As I scrolled through my blog reader last night, I stumbled across a simple pic post on Pearls Before Swine. I loved it so much I stole the title (hope you don’t mind, Yecheilyah). Go check out her blog as a thank you.
Below is the pic from the post.
It gave me one of those whoa moments, you know?
I used to never take risks. Never. I was one of those kids who had everything in order, always got straight A’s, and did everything by the book. I figured out quickly what was expected of me and did that, which made my teachers and bosses happy, and sometimes I’d do something that made me stand out a little.
And I mean a little.
Why was I so resistant to doing anything risky? To put myself out there?
Because when you step out of the box, you open yourself up to criticism. You place yourself in a position to be wrong.
I talked about this some from an author’s standpoint in this post. There are set “rules” when it comes to writing fiction (or doing anything creative, really). People come to expect certain elements from art. If you go too far outside those lines, there is push back. Criticism. Bad reviews.
People will say you did it wrong.
But there are two sides to every coin, right?

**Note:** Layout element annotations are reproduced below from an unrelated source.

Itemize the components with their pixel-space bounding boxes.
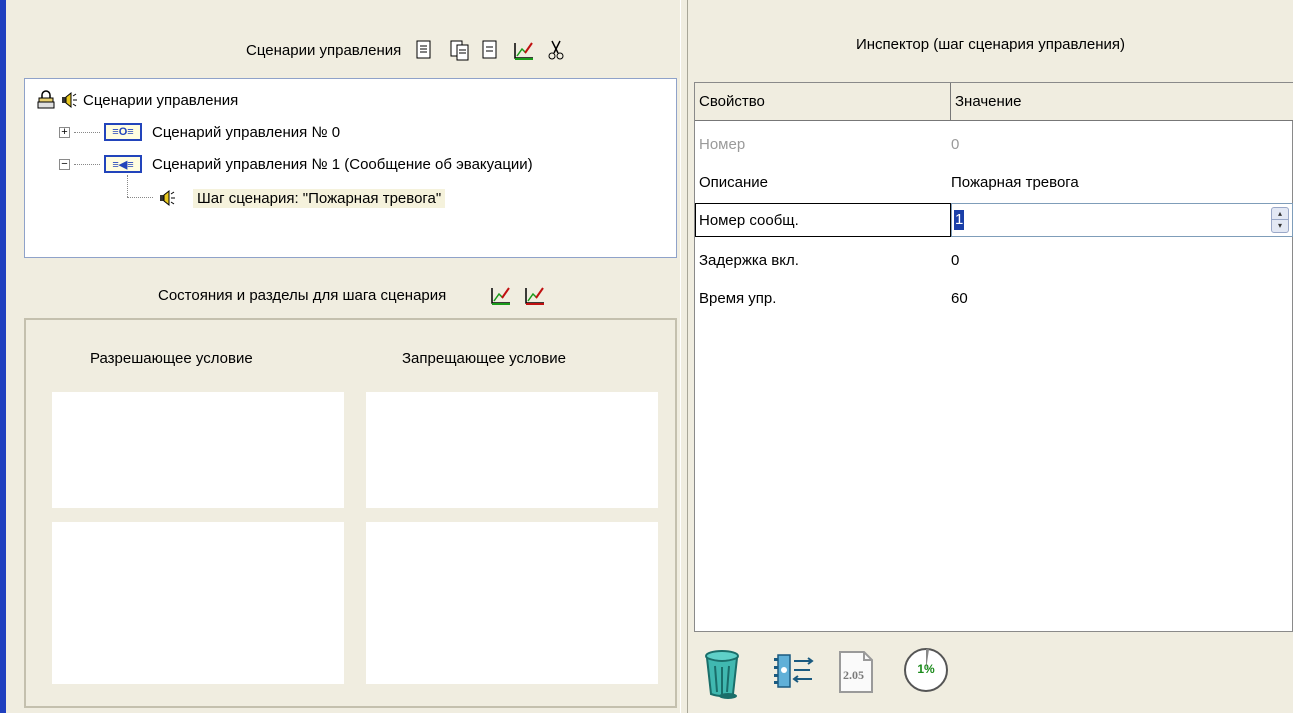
allow-states-list[interactable]: [52, 392, 344, 508]
property-value: 60: [951, 289, 968, 307]
left-panel: Сценарии управления Сценарии управления …: [6, 0, 680, 713]
column-header-property[interactable]: Свойство: [695, 83, 951, 121]
property-row-number[interactable]: Номер 0: [695, 125, 1293, 163]
edit-deny-icon[interactable]: [524, 284, 546, 306]
scenarios-toolbar: Сценарии управления: [246, 36, 567, 64]
device-io-icon[interactable]: [772, 652, 814, 690]
property-name: Задержка вкл.: [699, 251, 799, 269]
spin-down-icon[interactable]: ▾: [1272, 220, 1288, 232]
allow-zones-list[interactable]: [52, 522, 344, 684]
property-value: 0: [951, 251, 960, 269]
panel-splitter[interactable]: [680, 0, 688, 713]
version-badge: 2.05: [843, 668, 864, 682]
property-row-control-time[interactable]: Время упр. 60: [695, 279, 1293, 317]
property-grid[interactable]: Свойство Значение Номер 0 Описание Пожар…: [694, 82, 1293, 632]
message-number-input[interactable]: 1 ▴ ▾: [951, 203, 1293, 237]
tree-item-scenario-1[interactable]: − ≡◀≡ Сценарий управления № 1 (Сообщение…: [59, 153, 533, 175]
tree-item-step[interactable]: Шаг сценария: "Пожарная тревога": [157, 187, 446, 209]
property-name: Время упр.: [699, 289, 777, 307]
column-header-value[interactable]: Значение: [951, 83, 1293, 121]
property-row-description[interactable]: Описание Пожарная тревога: [695, 163, 1293, 201]
property-name: Номер: [699, 135, 746, 153]
expand-toggle[interactable]: +: [59, 126, 70, 138]
progress-label: 1%: [917, 662, 935, 676]
collapse-toggle[interactable]: −: [59, 158, 70, 170]
tree-item-label: Сценарий управления № 0: [152, 123, 341, 141]
states-header: Состояния и разделы для шага сценария: [158, 286, 447, 304]
speaker-icon: [62, 91, 77, 109]
property-name: Номер сообщ.: [699, 211, 799, 229]
speaker-icon: [160, 189, 175, 207]
folder-lock-icon: [37, 90, 55, 109]
paste-document-icon[interactable]: [479, 39, 501, 61]
version-document-icon[interactable]: 2.05: [838, 650, 874, 694]
tree-step-label: Шаг сценария: "Пожарная тревога": [193, 188, 446, 208]
scenario-tree[interactable]: Сценарии управления + ≡O≡ Сценарий управ…: [24, 78, 677, 258]
scenario-speaker-icon: ≡◀≡: [104, 155, 142, 173]
property-value: 0: [951, 135, 960, 153]
deny-zones-list[interactable]: [366, 522, 658, 684]
progress-circle-icon[interactable]: 1%: [902, 646, 950, 694]
tree-connector: [74, 131, 100, 133]
tree-root[interactable]: Сценарии управления: [37, 89, 238, 111]
cut-icon[interactable]: [545, 39, 567, 61]
bottom-toolbar: 2.05 1%: [688, 632, 1293, 713]
trash-icon[interactable]: [702, 648, 742, 700]
tree-root-label: Сценарии управления: [83, 91, 239, 109]
scenario-icon: ≡O≡: [104, 123, 142, 141]
new-document-icon[interactable]: [413, 39, 435, 61]
property-name: Описание: [699, 173, 769, 191]
scenarios-header: Сценарии управления: [246, 41, 402, 59]
states-toolbar: Состояния и разделы для шага сценария: [158, 282, 546, 308]
tree-item-label: Сценарий управления № 1 (Сообщение об эв…: [152, 155, 533, 173]
spin-button[interactable]: ▴ ▾: [1271, 207, 1289, 233]
tree-connector: [127, 197, 153, 198]
copy-document-icon[interactable]: [449, 39, 471, 61]
allow-condition-title: Разрешающее условие: [90, 350, 253, 367]
tree-connector-vertical: [127, 175, 129, 197]
tree-item-scenario-0[interactable]: + ≡O≡ Сценарий управления № 0: [59, 121, 340, 143]
property-row-delay[interactable]: Задержка вкл. 0: [695, 241, 1293, 279]
property-value: Пожарная тревога: [951, 173, 1079, 191]
inspector-panel: Инспектор (шаг сценария управления) Свой…: [688, 0, 1293, 713]
deny-states-list[interactable]: [366, 392, 658, 508]
property-row-message-number[interactable]: Номер сообщ. 1 ▴ ▾: [695, 201, 1293, 239]
tree-connector: [74, 163, 100, 165]
message-number-value: 1: [954, 210, 965, 230]
inspector-title: Инспектор (шаг сценария управления): [855, 36, 1126, 53]
spin-up-icon[interactable]: ▴: [1272, 208, 1288, 220]
deny-condition-title: Запрещающее условие: [402, 350, 566, 367]
edit-allow-icon[interactable]: [490, 284, 512, 306]
conditions-panel: Разрешающее условие Запрещающее условие: [24, 318, 677, 708]
edit-properties-icon[interactable]: [513, 39, 535, 61]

I read a quote once that says there are only twelve basic story ideas, and every new story that’s written is a retelling of one of those. New authors are advised not to strive for a truly original idea, because that will result in paralyzing writer’s block.
That may be true, but there are a million original ways to tell those stories, if you will.
The story of an orphan becoming the chosen one to fight evil isn’t original (Star Wars, anyone?), but twenty years ago, putting him in a wizard school was.
A competition where contestants fight to the death isn’t original (it’s very similar to a Japanese story), but having teenagers do it as an extreme form of reality TV was.
A story featuring an immortal vampire isn’t original, but having him sparkle and engage in a codependent relationship with a teenage girl was.
These examples have haters. Loud haters. Readers who told the authors they were wrong to write these stories in those ways. Yet the original storylines were so widely loved and accepted by the majority that they each resulted in movies based on them several times over.
Don’t fear being wrong. In fact, I’ll save you the suspense: if you go outside the box enough to do something creative, even if it isn’t wholly “original”, some people will say you did it wrong. But remember, stories that have the power to cause negative reactions also have the power to cause positive ones. And from what I’ve seen, more people than not appreciate an original story. The safe, middle-of-the-road stories are the ones that languish, because they don’t offer anything to talk about.
So prepare to be wrong, and dare to be original.